Domino 9 und frühere Versionen > ND6: Entwicklung
Telefonnummern Parsen
guesswho:
Hallo Robert,
nein, das würde ich niemals sagen. Ich sag mal so, es wird mir einfach schlecht, wenn sich Variablen und Arrays ständig wiederholen, wenn (fast) gleiche Kostrukte so oft auftauchen. Das geht definitiv einfacher, lesbarer und besser wartbar. Aber vielleicht bist du noch am Anfang und willst das noch überarbeiten. Dann mach das später.
Allerdings: das ist dann wie neu programmieren....
mal ganz einfach
For i = 1 to 9
replaceArray(i) = " "
next
wenn dein Array auf 15 anwächst, dann machst du aus 9 eben 15, aber auch das ist noch zu umständlich, was soll man denn mit leeren Inhalten in einem Array ?!
Da solltest oder könntest du wahrlich noch manches optimieren. Ich kann das imer noch nicht von oben nach unten durchlesen. Nicht böse gemeint, aber ganz ehrlich...
Ist nicht böse gemeint, nur ein Hinweis von meiner Wenigkeit.
Jo
bikerboy:
Ja geb dir ja recht, habe auch elegantere Lösungen,
das war ja auch nur der erste Anlauf Quick and Dirty.
Mal sehen wann ich vom Chef Zeit dafür bekomme
guesswho:
Robert,
dachte ich mir, a-bär denk immer dran: The Problem with quick an dirty is that the Dirty remains much longer than the Quick... ;D
Edit: Ein Chef ist nicht dafür da, Zeit zu geben. Tut ein Chef auch nie. Da musst du klar sagen, hab ich Zeit, dann mach ich das gern und gut, hab ich die Zeit nicht, dann sabbel ich das hin. Oder Kampfstrategie: Entweder ich krieg Zeit für das Projekt (und den Lerneffekt!!!) oder ich kann das nicht umsetzen! Wenns dann klemmt, Finger raus, Chef fällig. Tschüss Chef, vielleicht kommt ja was Besseres nach...
Jo
LN4ever:
Lieber Radlbub,
Telefonnummern parsen, um sie in ein standardisiertes Format zu bringen, ist sehr sinnvoll, weil man damit dann z.B. CTI-Anbindungen von Applikationen realisieren kann. Aber welchen Sinn es machen soll, Telefonnummern in mehrere Felder zu zerschnippseln, kann und will mir nicht einleuchten. Ich habe nämlich seit Jahren eine Anwendung, in der der Programmierer genau diese Zerteilung vorgesehen hat, an die sich die Anwender aber beim Ausfüllen nicht halten.

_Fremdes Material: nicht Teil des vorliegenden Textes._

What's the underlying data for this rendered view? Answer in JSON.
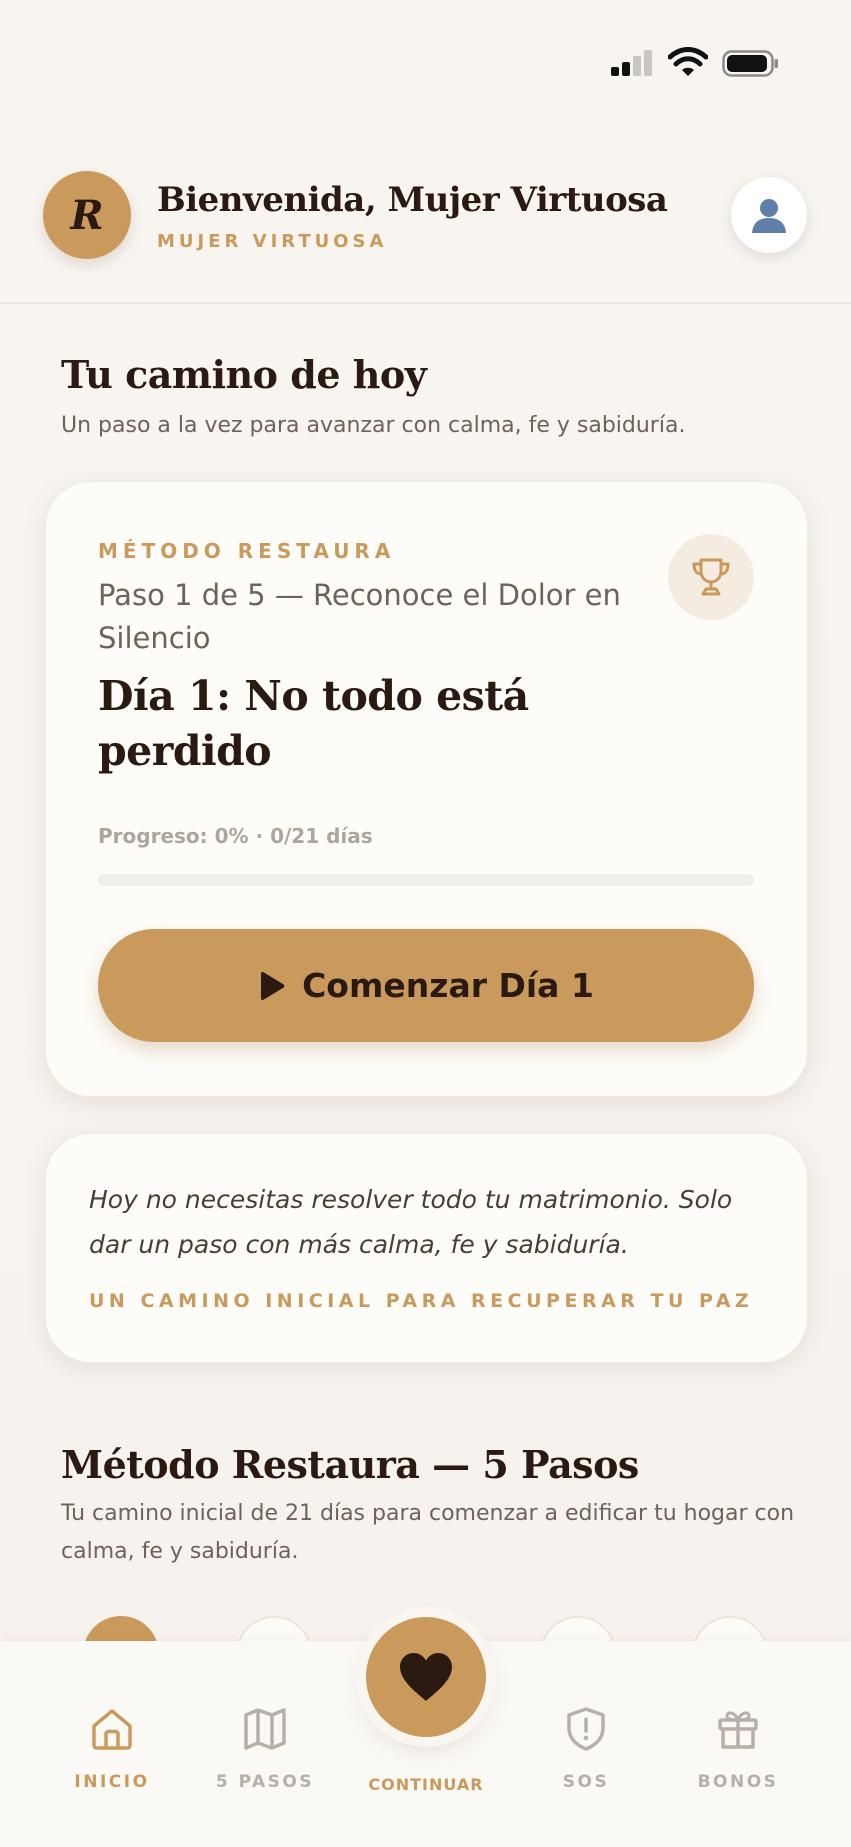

Jede Einzelinformation der zerteilten Telefonnummern findest du normalerweise auch in anderen Feldern - und dort viel besser (Land, Ort).
Hintergrund geparster Nummern für eine Telefonanbindung ist doch die Frage, wie viele Teile der Nummer du in welchem Umfeld für einen bestimmten Anrufer nicht mitwählen mußt. Und das kannst du am einfachsten ermitteln, wenn die komplette Telefonnummer in einem einzigen Feld steht.
Überleg es dir gut, ob du wirklich 4 Felder füllen willst. Mein Tip: Parsen Ja, zerschnippseln Nein.
Gruß
Norbert
diali:
also zum Thema CTI, es spielt keine Rolle für CTI wo ich mich befinde und wo der angerufene sich befindet. Man übergibt immer die komplette Rufnummer inkl. der Landesvorwahl. Damit kann die Anwendung auch länderübergreifend verwendet werden und sich (sofern richtig konfiguriert) die Telefonanlage darum kümmert, ob es sich um anlageninterne Anrufe oder externe Anrufe handelt und diese richtig routet.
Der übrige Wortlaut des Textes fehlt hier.